Wynonna Judd singles chronology
| "Heaven Help Me" (2003) | "Flies on the Butter" (2004) | "I Want to Know What Love Is" (2004) |

= Flies on the Butter (You Can't Go Home Again) =

2004 song by Wynonna Judd and Naomi Judd

"Flies on the Butter (You Can't Go Home Again)" is a song written by Chuck Cannon, Austin Cunningham, and Allen Shamblin. Originally recorded by Lari White in 1998, it was recorded by Wynonna Judd and released on March 3, 2004 as the third single from her sixth solo studio album What the World Needs Now Is Love.

==Content==
The song is a reminiscence of the narrator's childhood.

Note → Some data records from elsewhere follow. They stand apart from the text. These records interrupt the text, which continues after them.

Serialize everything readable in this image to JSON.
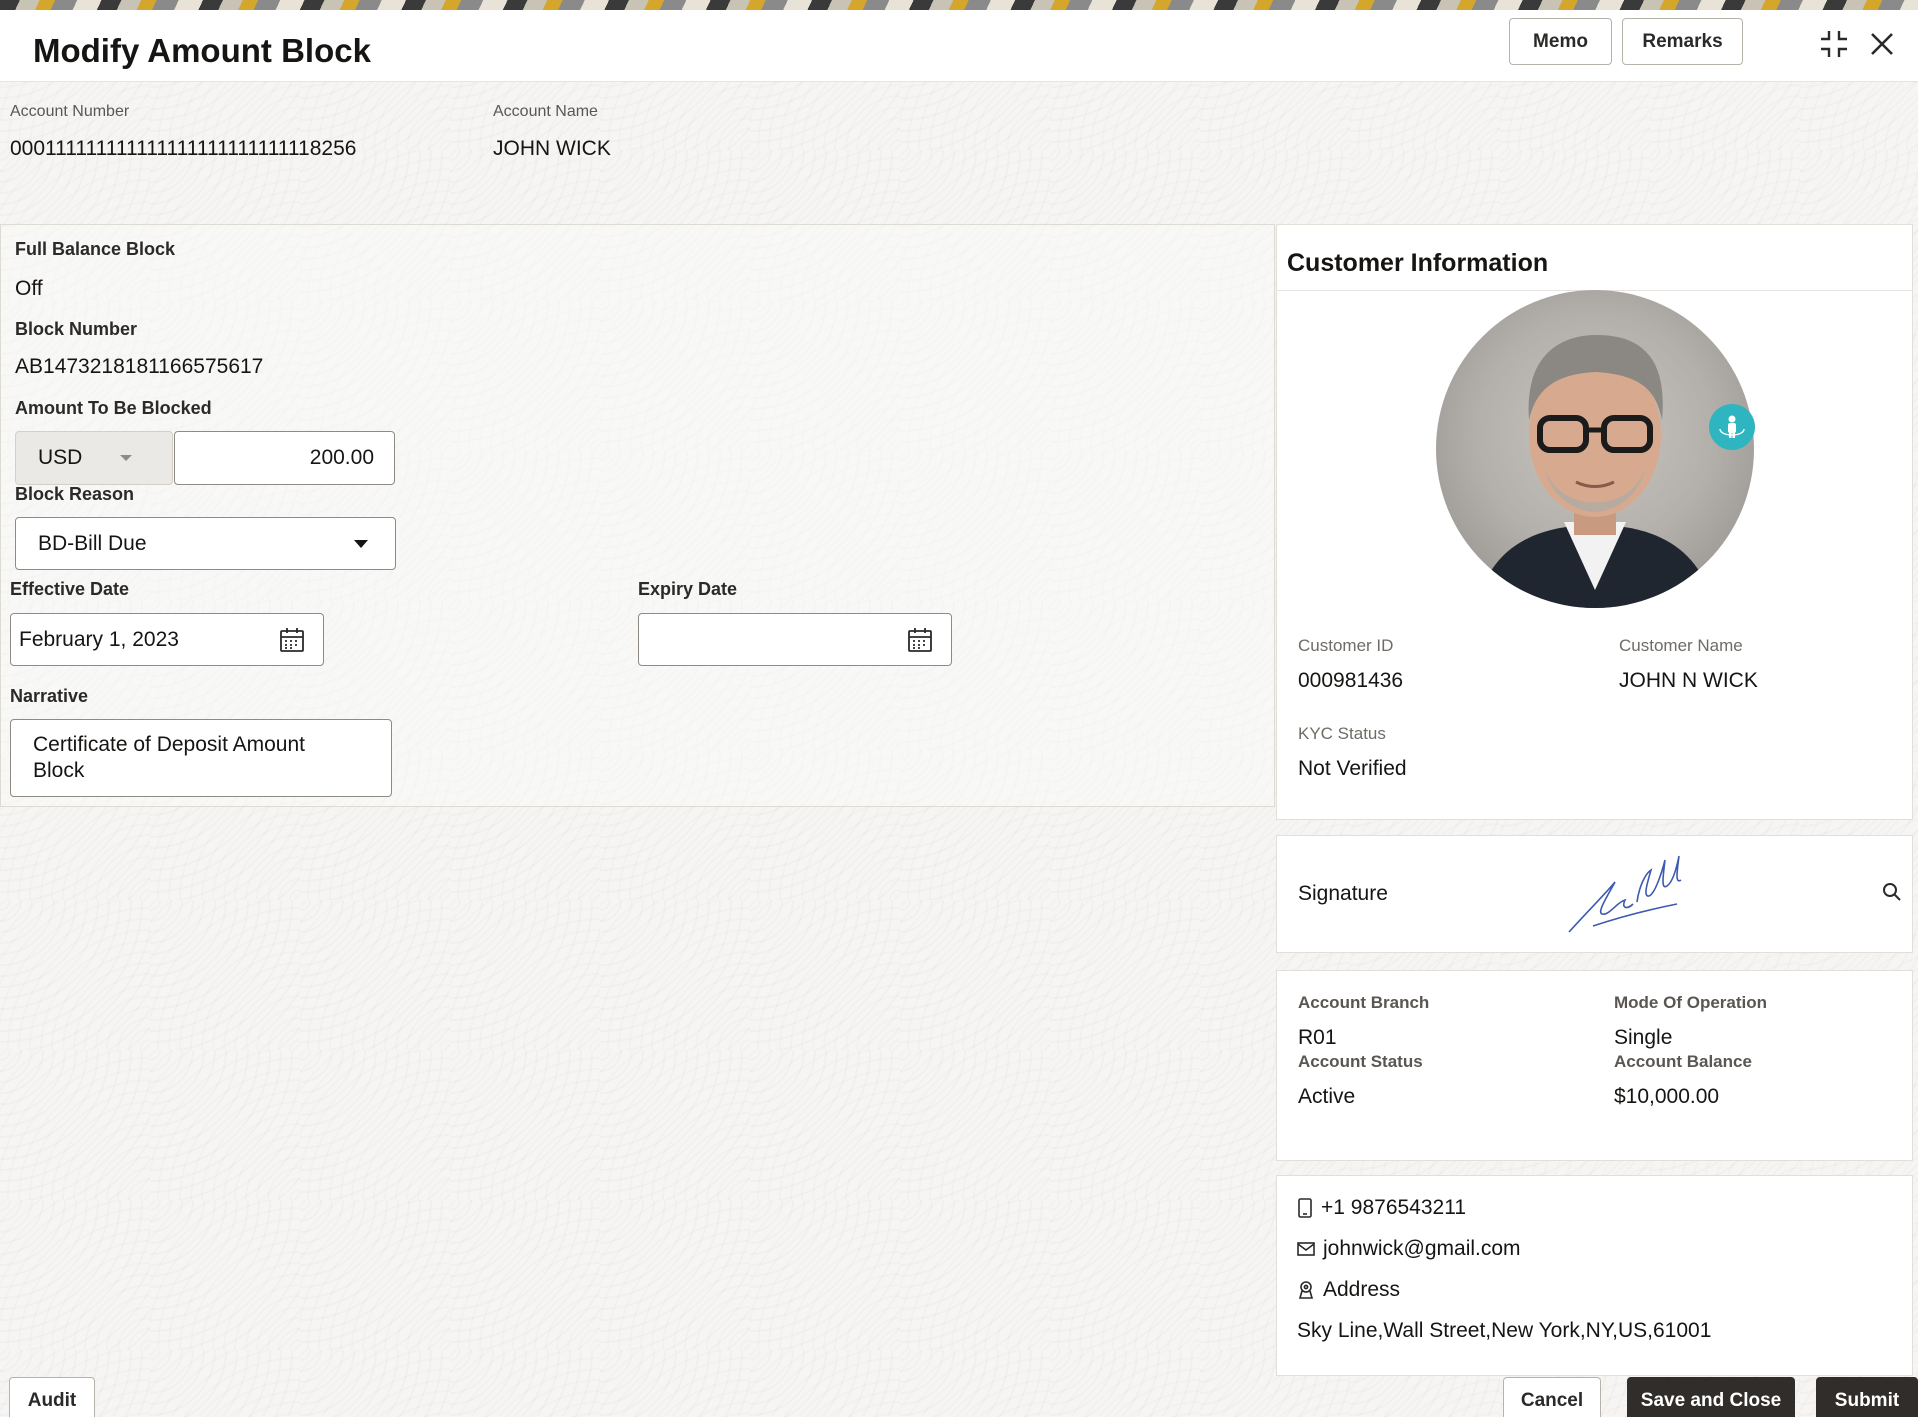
{
  "header": {
    "title": "Modify Amount Block",
    "memo_label": "Memo",
    "remarks_label": "Remarks"
  },
  "account": {
    "number_label": "Account Number",
    "number_value": "000111111111111111111111111118256",
    "name_label": "Account Name",
    "name_value": "JOHN WICK"
  },
  "form": {
    "full_balance_label": "Full Balance Block",
    "full_balance_value": "Off",
    "block_number_label": "Block Number",
    "block_number_value": "AB1473218181166575617",
    "amount_label": "Amount To Be Blocked",
    "currency_value": "USD",
    "amount_value": "200.00",
    "block_reason_label": "Block Reason",
    "block_reason_value": "BD-Bill Due",
    "effective_date_label": "Effective Date",
    "effective_date_value": "February 1, 2023",
    "expiry_date_label": "Expiry Date",
    "expiry_date_value": "",
    "narrative_label": "Narrative",
    "narrative_value": "Certificate of Deposit Amount Block"
  },
  "customer": {
    "title": "Customer Information",
    "id_label": "Customer ID",
    "id_value": "000981436",
    "name_label": "Customer Name",
    "name_value": "JOHN N WICK",
    "kyc_label": "KYC Status",
    "kyc_value": "Not Verified"
  },
  "signature": {
    "label": "Signature"
  },
  "account_details": {
    "branch_label": "Account Branch",
    "branch_value": "R01",
    "mode_label": "Mode Of Operation",
    "mode_value": "Single",
    "status_label": "Account Status",
    "status_value": "Active",
    "balance_label": "Account Balance",
    "balance_value": "$10,000.00"
  },
  "contact": {
    "phone": "+1 9876543211",
    "email": "johnwick@gmail.com",
    "address_label": "Address",
    "address_value": "Sky Line,Wall Street,New York,NY,US,61001"
  },
  "footer": {
    "audit_label": "Audit",
    "cancel_label": "Cancel",
    "save_close_label": "Save and Close",
    "submit_label": "Submit"
  },
  "icons": {
    "minimize": "minimize-icon",
    "close": "close-icon",
    "calendar": "calendar-icon",
    "search": "search-icon",
    "phone": "phone-icon",
    "mail": "mail-icon",
    "location": "location-icon",
    "view360": "view-360-icon"
  },
  "colors": {
    "primary_button": "#312d2a",
    "badge": "#2fb5c0",
    "signature_ink": "#3c5bb0"
  }
}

Wynonna Judd said that the lyrics reminded her of her grandparents' house in rural Kentucky. The song features her mother, Naomi, on backing vocals. The two had previously recorded together in the 1980s as the Judds prior to Wynonna beginning her solo career in the 1990s. It was originally recorded by Lari White on her 1998 album Stepping Stone.

==Critical reception==
Deborah Evans Price of Billboard reviewed the song favorably, saying that "you believe the words [Wynonna] is singing, and with her mom on the cut, it just adds to the emotional impact."

==Chart performance==
Despite Wynonna and Naomi having recorded together as the Judds in the 1980s, the single instead credited Wynonna and Naomi separately. As a result, it is Naomi's only chart credit.